The lower court agreed with him, as did a divided panel of the Texas Court of Appeals – even though he hadn’t presented evidence that he couldn’t afford the cost. That missing element persuaded the Texas Supreme Court to send the matter back to the lower court for a ruling on ability to pay – but it also announced the test for a finding of unconscionability:
“To determine unconscionability, a court must first consider ‘a comparison of the total costs of the two forums’ and decide ‘whether that cost differential is so substantial as to deter the bringing of claims.’ . . . A proper unconscionability analysis further requires a comparison of the relevant costs between litigating in court and in arbitration and of the claimant’s ability to pay an arbitration provision as unconscionable due to the difference in such costs.”

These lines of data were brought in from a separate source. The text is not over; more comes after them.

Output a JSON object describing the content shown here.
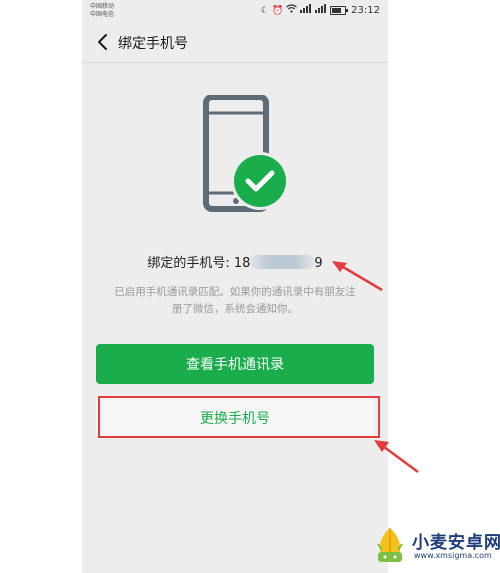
{
  "statusbar": {
    "carrier_1": "中国移动",
    "carrier_2": "中国电信",
    "time": "23:12",
    "icons": [
      "moon-icon",
      "alarm-icon",
      "wifi-icon",
      "signal-icon",
      "signal-icon",
      "battery-icon"
    ]
  },
  "navbar": {
    "title": "绑定手机号",
    "back_icon": "chevron-left-icon"
  },
  "content": {
    "bound_label": "绑定的手机号: 18",
    "bound_suffix": "9",
    "description_line1": "已启用手机通讯录匹配。如果你的通讯录中有朋友注",
    "description_line2": "册了微信，系统会通知你。"
  },
  "buttons": {
    "view_contacts": "查看手机通讯录",
    "change_number": "更换手机号"
  },
  "colors": {
    "accent": "#1aad4b",
    "annotation": "#e23c3c",
    "background": "#ededed"
  },
  "watermark": {
    "name": "小麦安卓网",
    "url": "www.xmsigma.com"
  }
}
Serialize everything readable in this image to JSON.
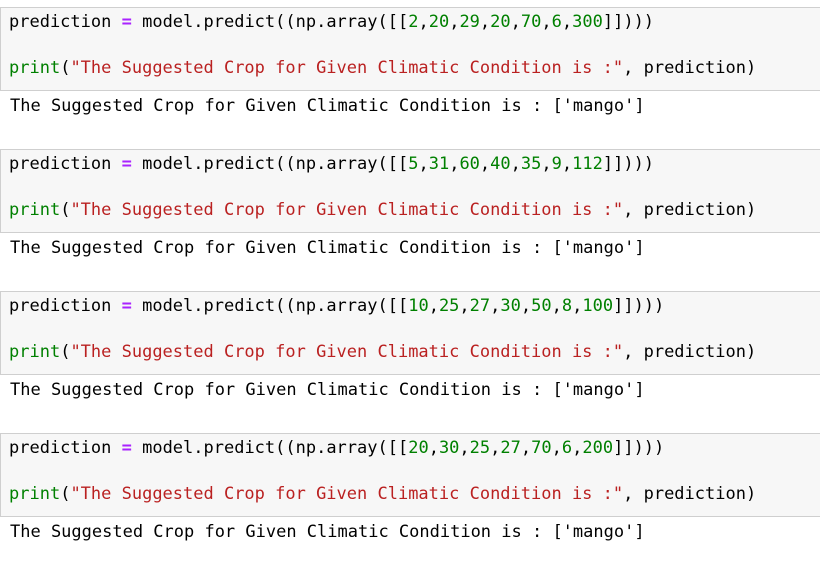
{
  "cells": [
    {
      "code": {
        "var": "prediction",
        "op": "=",
        "call_prefix": " model.predict((np.array([[",
        "values": [
          "2",
          "20",
          "29",
          "20",
          "70",
          "6",
          "300"
        ],
        "call_suffix": "]])))",
        "print_kw": "print",
        "print_open": "(",
        "string": "\"The Suggested Crop for Given Climatic Condition is :\"",
        "print_rest": ", prediction)"
      },
      "output": "The Suggested Crop for Given Climatic Condition is : ['mango']"
    },
    {
      "code": {
        "var": "prediction",
        "op": "=",
        "call_prefix": " model.predict((np.array([[",
        "values": [
          "5",
          "31",
          "60",
          "40",
          "35",
          "9",
          "112"
        ],
        "call_suffix": "]])))",
        "print_kw": "print",
        "print_open": "(",
        "string": "\"The Suggested Crop for Given Climatic Condition is :\"",
        "print_rest": ", prediction)"
      },
      "output": "The Suggested Crop for Given Climatic Condition is : ['mango']"
    },
    {
      "code": {
        "var": "prediction",
        "op": "=",
        "call_prefix": " model.predict((np.array([[",
        "values": [
          "10",
          "25",
          "27",
          "30",
          "50",
          "8",
          "100"
        ],
        "call_suffix": "]])))",
        "print_kw": "print",
        "print_open": "(",
        "string": "\"The Suggested Crop for Given Climatic Condition is :\"",
        "print_rest": ", prediction)"
      },
      "output": "The Suggested Crop for Given Climatic Condition is : ['mango']"
    },
    {
      "code": {
        "var": "prediction",
        "op": "=",
        "call_prefix": " model.predict((np.array([[",
        "values": [
          "20",
          "30",
          "25",
          "27",
          "70",
          "6",
          "200"
        ],
        "call_suffix": "]])))",
        "print_kw": "print",
        "print_open": "(",
        "string": "\"The Suggested Crop for Given Climatic Condition is :\"",
        "print_rest": ", prediction)"
      },
      "output": "The Suggested Crop for Given Climatic Condition is : ['mango']"
    }
  ],
  "colors": {
    "operator": "#aa22ff",
    "number": "#008000",
    "keyword": "#008000",
    "string": "#ba2121",
    "cell_background": "#f7f7f7",
    "cell_border": "#cfcfcf"
  }
}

Because arbitrators charge for their time and administering bodies like the AAA charge for their services, arbitration can be expensive, and often much of the expense must be paid up front. The dilemma faced by an indigent party trying to avoid arbitration arises when the unconscionability issue is delegated to the arbitrator to decide; a filing fee (typically amounting to several thousand dollars) and perhaps a deposit to cover the arbitrator’s anticipated time must be paid just to have the arbitrator resolve this threshold issue! Recognizing this Catch-22, most courts, like our own federal court, hold that when a plaintiff “argues that the delegation clause is unconscionable . . . it is for the court, not the arbitrator, to resolve her challenges to the delegation clause.” Rosen v. Genesis Healthcare, LLC, 2021 WL 411540 (D.N.H. Feb. 5, 2021).
No New Hampshire case has yet found such a delegation provision unconscionable due to financial hardship. But the unconscionability tests applied by our courts generally align with those in Texas and elsewhere. The First Circuit Court of Appeals has noted that “if the terms for getting an arbitrator to decide the issue are impossibly burdensome, that outcome would indeed raise public policy concerns. If arbitration prevents plaintiffs from vindicating their rights, it is no longer a ‘valid alternative to traditional litigation.’” Awuah v. Coverall North America, Inc., 554 F.3d 7, 12 (1st Cir. 2009). It’s fair to predict that our courts will be of the same view.
A final word of caution: Contractors should not assume that if a homeowner ever seeks to avoid arbitration by pleading poverty, they can just offer to pay all of the arbitration expenses and keep the claim out of court. That didn’t work in Lim v. TForce Logistics LLC, 8 F.4th 992, 1004 (9th Cir. 2021) (“TForce states that it has already filed the arbitration demand in Los Angeles and agreed to pay all arbitration fees. But, as the district court correctly recognized, waiving unconscionable elements of the delegation clause does not change the analysis of whether the delegation clause, as drafted, is unconscionable.”).